Al parecer, los perros se fueron arrimando al hombre, al principio atraídos por su comida, luego porque les resultó conveniente asociarse de manera permanente y porque se sintieron mejor que en la selva. De los caballos se sabe que resisten el sometimiento, aunque sean la cría de una especie que tiene una larga relación con el hombre. Cada caballo debe ser domado para que resulte útil. Se los doma montándolos “de prepo”, para afrontar sus artimañas para sacarse eso de encima, o se los amansa con métodos incruentos que terminan “convenciéndolos”. Lo cierto es que su primera actitud es de resistencia. En tal caso, un imperativo de justicia debería haber obligado al hombre a liberar el caballo antes que al perro de sus varios sometimientos, entre los cuales el de las carreras es uno de tantos.
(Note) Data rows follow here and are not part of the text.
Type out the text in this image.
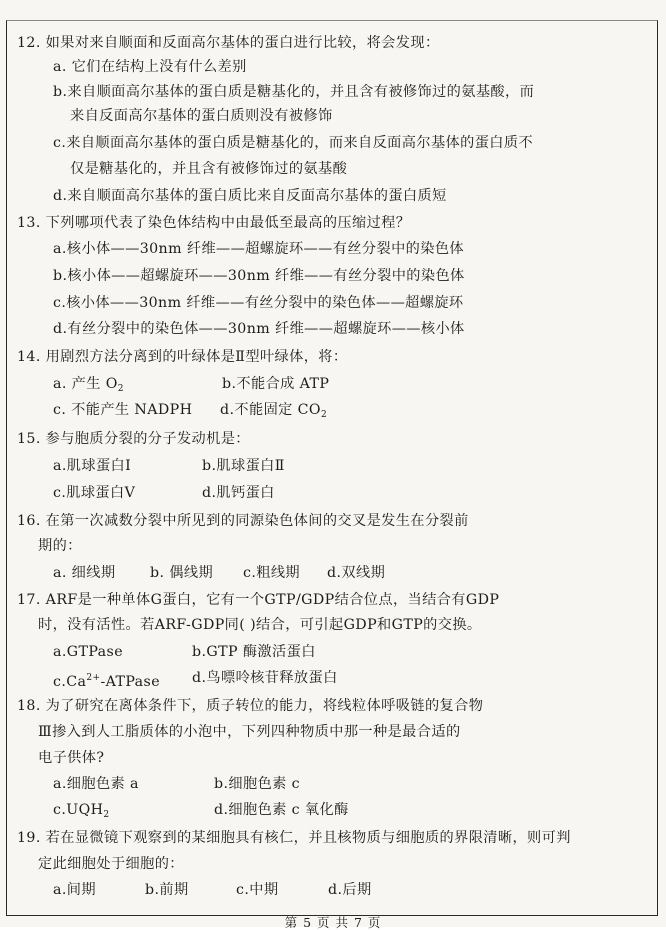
12. 如果对来自顺面和反面高尔基体的蛋白进行比较，将会发现：
a. 它们在结构上没有什么差别
b.来自顺面高尔基体的蛋白质是糖基化的，并且含有被修饰过的氨基酸，而
来自反面高尔基体的蛋白质则没有被修饰
c.来自顺面高尔基体的蛋白质是糖基化的，而来自反面高尔基体的蛋白质不
仅是糖基化的，并且含有被修饰过的氨基酸
d.来自顺面高尔基体的蛋白质比来自反面高尔基体的蛋白质短
13. 下列哪项代表了染色体结构中由最低至最高的压缩过程？
a.核小体——30nm 纤维——超螺旋环——有丝分裂中的染色体
b.核小体——超螺旋环——30nm 纤维——有丝分裂中的染色体
c.核小体——30nm 纤维——有丝分裂中的染色体——超螺旋环
d.有丝分裂中的染色体——30nm 纤维——超螺旋环——核小体
14. 用剧烈方法分离到的叶绿体是Ⅱ型叶绿体，将：
a. 产生 $O_2$	b.不能合成 ATP
c. 不能产生 NADPH d.不能固定 $CO_2$
15. 参与胞质分裂的分子发动机是：
a.肌球蛋白Ⅰ	b.肌球蛋白Ⅱ
c.肌球蛋白Ⅴ	d.肌钙蛋白
16. 在第一次减数分裂中所见到的同源染色体间的交叉是发生在分裂前
期的：
a. 细线期 b. 偶线期 c.粗线期 d.双线期
17. ARF是一种单体G蛋白，它有一个GTP/GDP结合位点，当结合有GDP
时，没有活性。若ARF-GDP同( )结合，可引起GDP和GTP的交换。
a.GTPase	b.GTP 酶激活蛋白
$c.Ca^{2+}$-ATPase d.鸟嘌呤核苷释放蛋白
18. 为了研究在离体条件下，质子转位的能力，将线粒体呼吸链的复合物
Ⅲ掺入到人工脂质体的小泡中，下列四种物质中那一种是最合适的
电子供体?
a.细胞色素 a	b.细胞色素 c
$c.UQH_2$	d.细胞色素 c 氧化酶
19. 若在显微镜下观察到的某细胞具有核仁，并且核物质与细胞质的界限清晰，则可判
定此细胞处于细胞的：
a.间期	b.前期	c.中期	d.后期
第 5 页 共 7 页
Ahora, cuando se ven perros por todos lados, casi no se ven caballos, ni en las urbes ni en el medio rural. Casi han dejado de ser utilizados para el trabajo, ya de trasladar a personas sobre su lomo, ya la de hacer tracción sobre implementos de labores rurales. En cambio, sobreviven los que se han especializado en correr y en adaptarse a los movimientos que exigen ciertos juegos, como el polo. Dado que los caballos “sobrantes” tienen un destino de matadero y frigorífico, a semejanza de los demás animales sacrificados para consumir su carne (cosa que no sucede con el perro, aunque sí con el gato), la cría con este destino final tiene poca presencia.
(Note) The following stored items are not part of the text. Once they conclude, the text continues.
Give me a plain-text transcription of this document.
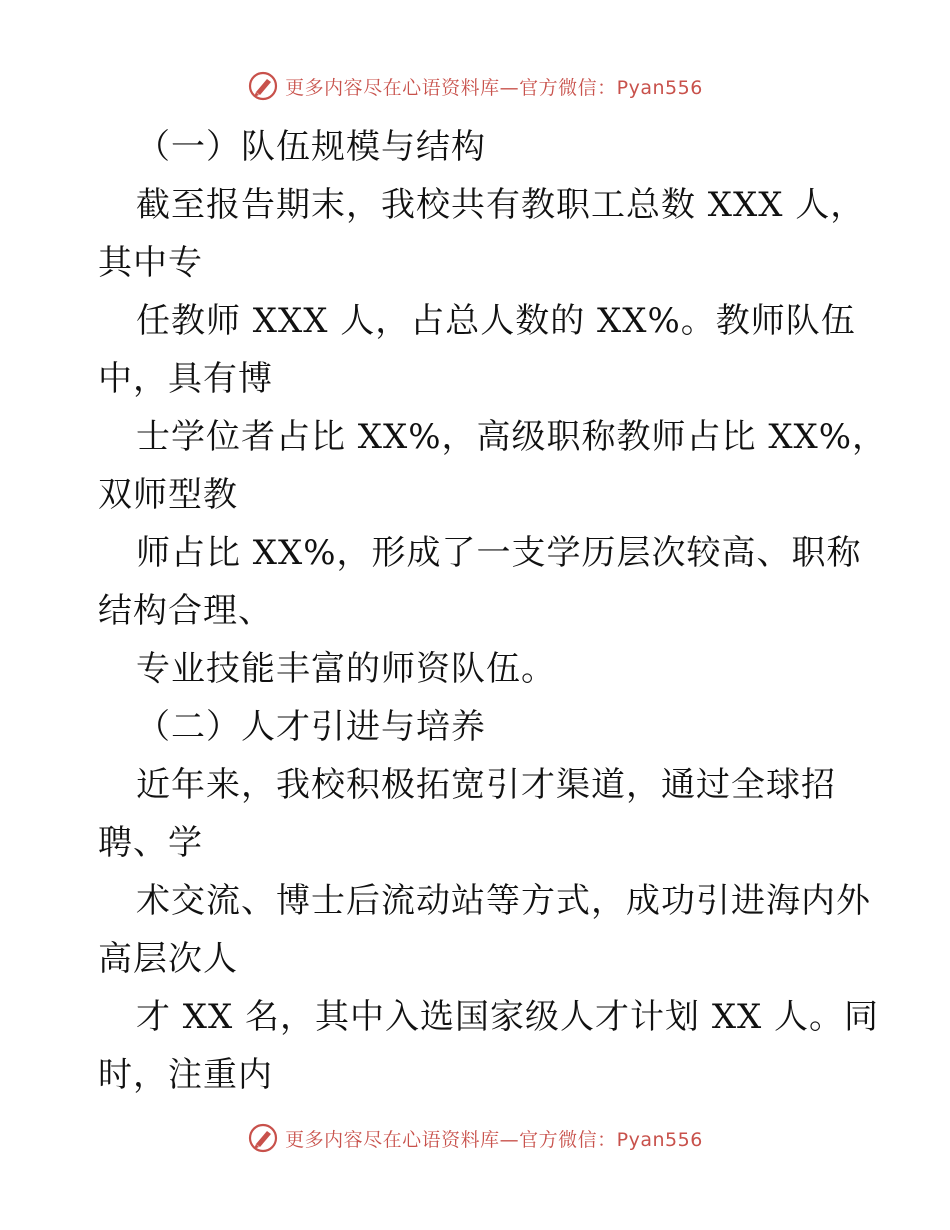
更多内容尽在心语资料库—官方微信：Pyan556
（一）队伍规模与结构
截至报告期末，我校共有教职工总数 XXX 人，
其中专
任教师 XXX 人，占总人数的 XX%。教师队伍
中，具有博
士学位者占比 XX%，高级职称教师占比 XX%，
双师型教
师占比 XX%，形成了一支学历层次较高、职称
结构合理、
专业技能丰富的师资队伍。
（二）人才引进与培养
近年来，我校积极拓宽引才渠道，通过全球招
聘、学
术交流、博士后流动站等方式，成功引进海内外
高层次人
才 XX 名，其中入选国家级人才计划 XX 人。同
时，注重内
更多内容尽在心语资料库—官方微信：Pyan556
De las carreras de galgos o de perros de cualquier raza o variedad creada por la ciencia, se dijo en Diputados que lo más reprobable es que son motivo para el cruce de apuestas y que este juego se halla fuera de control y sirve para enriquecer a unos pocos a costa de muchos. En el caso de los caballos de carrera, el incentivo de las mayorías aparentes son las apuestas, pero en este caso se trata de un juego controlado y legal. Y algo queda para la comunidad, aparte de que se contribuye a que la raza equina, tan metida en las tradiciones, no desaparezca. Hay toda una literatura al respecto, como también la hay con el protagonismo de los perros. Algunos relatos hacen que muchos no puedan contener sus lágrimas.
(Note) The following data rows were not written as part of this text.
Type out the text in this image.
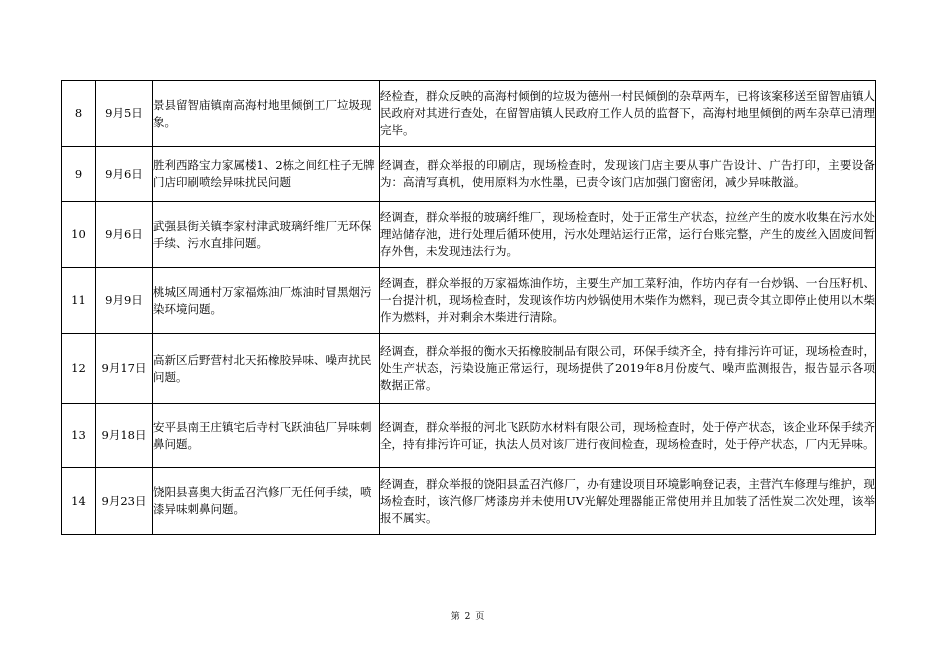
8	9月5日	景县留智庙镇南高海村地里倾倒工厂垃圾现象。	经检查，群众反映的高海村倾倒的垃圾为德州一村民倾倒的杂草两车，已将该案移送至留智庙镇人民政府对其进行查处，在留智庙镇人民政府工作人员的监督下，高海村地里倾倒的两车杂草已清理完毕。
9	9月6日	胜利西路宝力家属楼1、2栋之间红柱子无牌门店印刷喷绘异味扰民问题	经调查，群众举报的印刷店，现场检查时，发现该门店主要从事广告设计、广告打印，主要设备为：高清写真机，使用原料为水性墨，已责令该门店加强门窗密闭，减少异味散溢。
10	9月6日	武强县街关镇李家村津武玻璃纤维厂无环保手续、污水直排问题。	经调查，群众举报的玻璃纤维厂，现场检查时，处于正常生产状态，拉丝产生的废水收集在污水处理站储存池，进行处理后循环使用，污水处理站运行正常，运行台账完整，产生的废丝入固废间暂存外售，未发现违法行为。
11	9月9日	桃城区周通村万家福炼油厂炼油时冒黑烟污染环境问题。	经调查，群众举报的万家福炼油作坊，主要生产加工菜籽油，作坊内存有一台炒锅、一台压籽机、一台提汁机，现场检查时，发现该作坊内炒锅使用木柴作为燃料，现已责令其立即停止使用以木柴作为燃料，并对剩余木柴进行清除。
12	9月17日	高新区后野营村北天拓橡胶异味、噪声扰民问题。	经调查，群众举报的衡水天拓橡胶制品有限公司，环保手续齐全，持有排污许可证，现场检查时，处生产状态，污染设施正常运行，现场提供了2019年8月份废气、噪声监测报告，报告显示各项数据正常。
13	9月18日	安平县南王庄镇宅后寺村飞跃油毡厂异味刺鼻问题。	经调查，群众举报的河北飞跃防水材料有限公司，现场检查时，处于停产状态，该企业环保手续齐全，持有排污许可证，执法人员对该厂进行夜间检查，现场检查时，处于停产状态，厂内无异味。
14	9月23日	饶阳县喜奥大街孟召汽修厂无任何手续，喷漆异味刺鼻问题。	经调查，群众举报的饶阳县孟召汽修厂，办有建设项目环境影响登记表，主营汽车修理与维护，现场检查时，该汽修厂烤漆房并未使用UV光解处理器能正常使用并且加装了活性炭二次处理，该举报不属实。
第 2 页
Hay un cuento de Benito Lynch, en De los campos porteños, donde el protagonismo es el de unos chivos, cuyos ejemplares más jóvenes generan ternura. Así, en ese relato, se cuenta del cariño de los hijos de un campesino y de los llantos con que reciben la noticia de que algunos de esos chivitos serán utilizados en un asado. En la escena final, los mismos chicos comen gustosos el asado y hasta se chupan los dedos.
Con los juegos de cualquier tipo se asiste a la misma incongruencia. Los hay legales e ilegales. Los primeros tienen el beneplácito de la ley porque, si bien enriquecen a unos pocos, rinden su tributo a la sociedad por aportes al Estado.
No he contado nada nuevo, pero, al menos, no está prohibido pensarlo.